Oland Brewery, owned by Labatt Breweries of Canada, is the largest brewer in Nova Scotia, Canada. The Halifax-based brewery has been in the community for more than 150 years and brews 16 million dozen bottles of beer each year. It produces 15 different brands, including Alexander Keith’s, Budweiser, Bud Light, Labatt Blue and Oland Export.
Increased discharge surcharges and newly imposed limits on wastewater strength prompted Oland Brewery to rethink its treatment strategy. The company wanted to be environmentally responsible, so it investigated on-site wastewater treatment options.

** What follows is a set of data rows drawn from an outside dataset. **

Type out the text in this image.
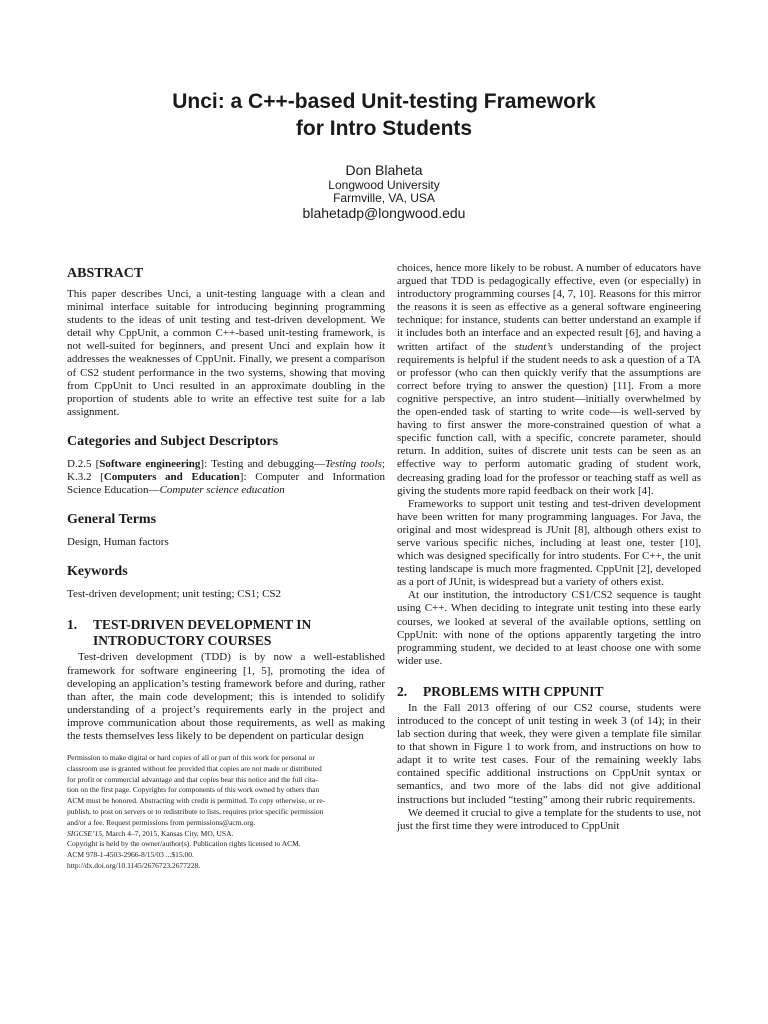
Unci: a C++-based Unit-testing Framework
for Intro Students
Don Blaheta
Longwood University
Farmville, VA, USA
blahetadp@longwood.edu
ABSTRACT

This paper describes Unci, a unit-testing language with a clean and minimal interface suitable for introducing beginning programming students to the ideas of unit testing and test-driven development. We detail why CppUnit, a common C++-based unit-testing framework, is not well-suited for beginners, and present Unci and explain how it addresses the weaknesses of CppUnit. Finally, we present a comparison of CS2 student performance in the two systems, showing that moving from CppUnit to Unci resulted in an approximate doubling in the proportion of students able to write an effective test suite for a lab assignment.

Categories and Subject Descriptors

D.2.5 [Software engineering]: Testing and debugging—Testing tools; K.3.2 [Computers and Education]: Computer and Information Science Education—Computer science education

General Terms

Design, Human factors

Keywords

Test-driven development; unit testing; CS1; CS2

1.	TEST-DRIVEN DEVELOPMENT IN
INTRODUCTORY COURSES

Test-driven development (TDD) is by now a well-established framework for software engineering [1, 5], promoting the idea of developing an application’s testing framework before and during, rather than after, the main code development; this is intended to solidify understanding of a project’s requirements early in the project and improve communication about those requirements, as well as making the tests themselves less likely to be dependent on particular design

Permission to make digital or hard copies of all or part of this work for personal or
classroom use is granted without fee provided that copies are not made or distributed
for profit or commercial advantage and that copies bear this notice and the full cita-
tion on the first page. Copyrights for components of this work owned by others than
ACM must be honored. Abstracting with credit is permitted. To copy otherwise, or re-
publish, to post on servers or to redistribute to lists, requires prior specific permission
and/or a fee. Request permissions from permissions@acm.org.
SIGCSE’15, March 4–7, 2015, Kansas City, MO, USA.
Copyright is held by the owner/author(s). Publication rights licensed to ACM.
ACM 978-1-4503-2966-8/15/03 ...$15.00.
http://dx.doi.org/10.1145/2676723.2677228.

choices, hence more likely to be robust. A number of educators have argued that TDD is pedagogically effective, even (or especially) in introductory programming courses [4, 7, 10]. Reasons for this mirror the reasons it is seen as effective as a general software engineering technique: for instance, students can better understand an example if it includes both an interface and an expected result [6], and having a written artifact of the student’s understanding of the project requirements is helpful if the student needs to ask a question of a TA or professor (who can then quickly verify that the assumptions are correct before trying to answer the question) [11]. From a more cognitive perspective, an intro student—initially overwhelmed by the open-ended task of starting to write code—is well-served by having to first answer the more-constrained question of what a specific function call, with a specific, concrete parameter, should return. In addition, suites of discrete unit tests can be seen as an effective way to perform automatic grading of student work, decreasing grading load for the professor or teaching staff as well as giving the students more rapid feedback on their work [4].

Frameworks to support unit testing and test-driven development have been written for many programming languages. For Java, the original and most widespread is JUnit [8], although others exist to serve various specific niches, including at least one, tester [10], which was designed specifically for intro students. For C++, the unit testing landscape is much more fragmented. CppUnit [2], developed as a port of JUnit, is widespread but a variety of others exist.

At our institution, the introductory CS1/CS2 sequence is taught using C++. When deciding to integrate unit testing into these early courses, we looked at several of the available options, settling on CppUnit: with none of the options apparently targeting the intro programming student, we decided to at least choose one with some wider use.

2.	PROBLEMS WITH CPPUNIT

In the Fall 2013 offering of our CS2 course, students were introduced to the concept of unit testing in week 3 (of 14); in their lab section during that week, they were given a template file similar to that shown in Figure 1 to work from, and instructions on how to adapt it to write test cases. Four of the remaining weekly labs contained specific additional instructions on CppUnit syntax or semantics, and two more of the labs did not give additional instructions but included “testing” among their rubric requirements.

We deemed it crucial to give a template for the students to use, not just the first time they were introduced to CppUnit
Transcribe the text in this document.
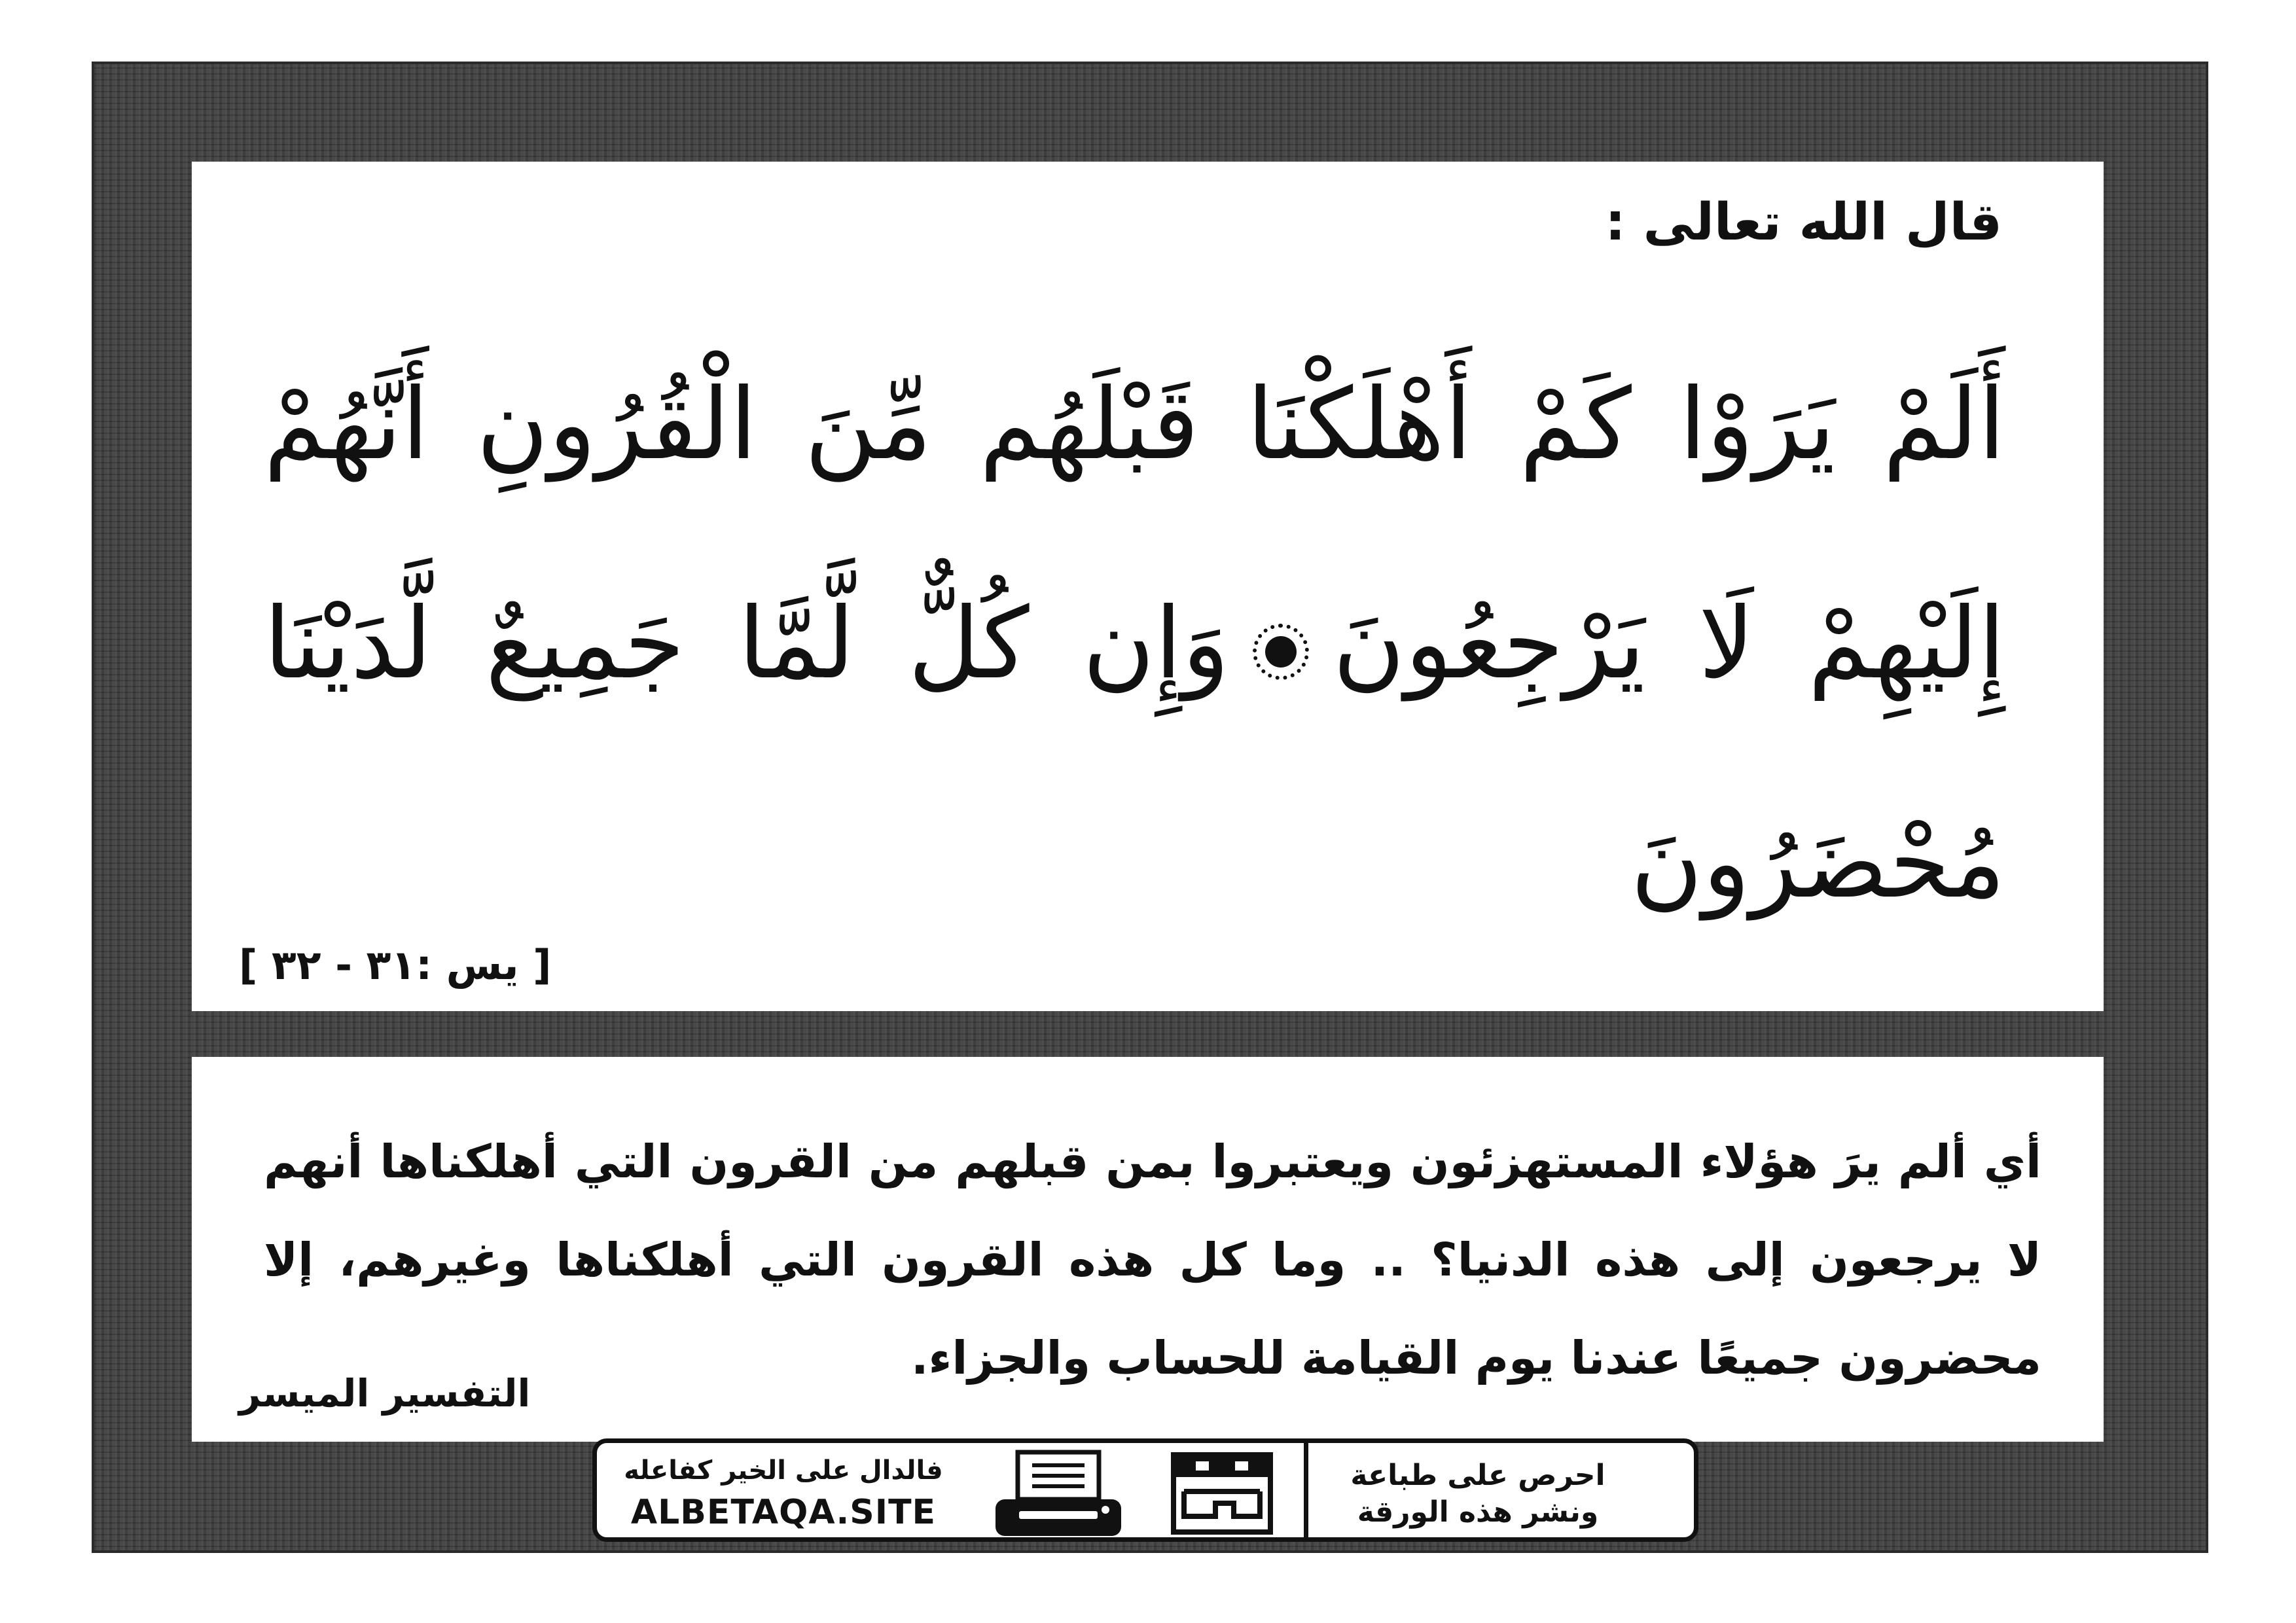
قال الله تعالى :

أَلَمْ يَرَوْا كَمْ أَهْلَكْنَا قَبْلَهُم مِّنَ الْقُرُونِ أَنَّهُمْ إِلَيْهِمْ لَا يَرْجِعُونَوَإِن كُلٌّ لَّمَّا جَمِيعٌ لَّدَيْنَا مُحْضَرُونَ

[ يس :٣١ - ٣٢ ]

أي ألم يرَ هؤلاء المستهزئون ويعتبروا بمن قبلهم من القرون التي أهلكناها أنهم لا يرجعون إلى هذه الدنيا؟ .. وما كل هذه القرون التي أهلكناها وغيرهم، إلا محضرون جميعًا عندنا يوم القيامة للحساب والجزاء.

التفسير الميسر

فالدال على الخير كفاعله
ALBETAQA.SITE
احرص على طباعة
ونشر هذه الورقة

Since the brewery is located in close proximity to neighboring buildings, space limitations were very influential in the brewery's technology selection. Oland Brewery was particularly interested in anaerobic digestion, as this type of technology could allow the brewery to make use of renewable energy.
After a competitive process that attracted attention from around the world, the ADI® external circulation sludge bed (ECSB) was selected for the project. Evoqua's ADI Systems designed and built Oland Brewery a turnkey biological treatment system (BTS).
The ECSB is a space-saving anaerobic process that uses granular biomass to treat wastewater. Following treatment within the ECSB system, aerobic polishing, solids removal, and sludge dewatering occur. The anaerobic digestion process produces valuable biogas that is used in the brewery's boiler.
In order to minimize congestion in the busy urban area during construction, the ADI Systems team coordinated the arrival of the tanks, some of which stand 22 m (72 ft) tall, to arrive after nightfall. The system is the perfect technology fit for the cramped site.
The new ECSB system provides a high level of wastewater treatment within a small physical footprint and allows for the capture and utilization of valuable energy in the form of biogas.
The system treats an average 620 m3/d (0.16 mgd) of wastewater with 3,329 kg/d (7,340 lb/d) of chemical oxygen demand (COD). It also reduces biochemical oxygen demand (BOD), total suspended solids (TSS), and total phosphorus (TP) concentrations to meet the publicly owned treatment works' (POTW) discharge limits.
The system is designed to generate 1,200 Nm3 of biogas per day. The project is the first ECSB technology installation in North America.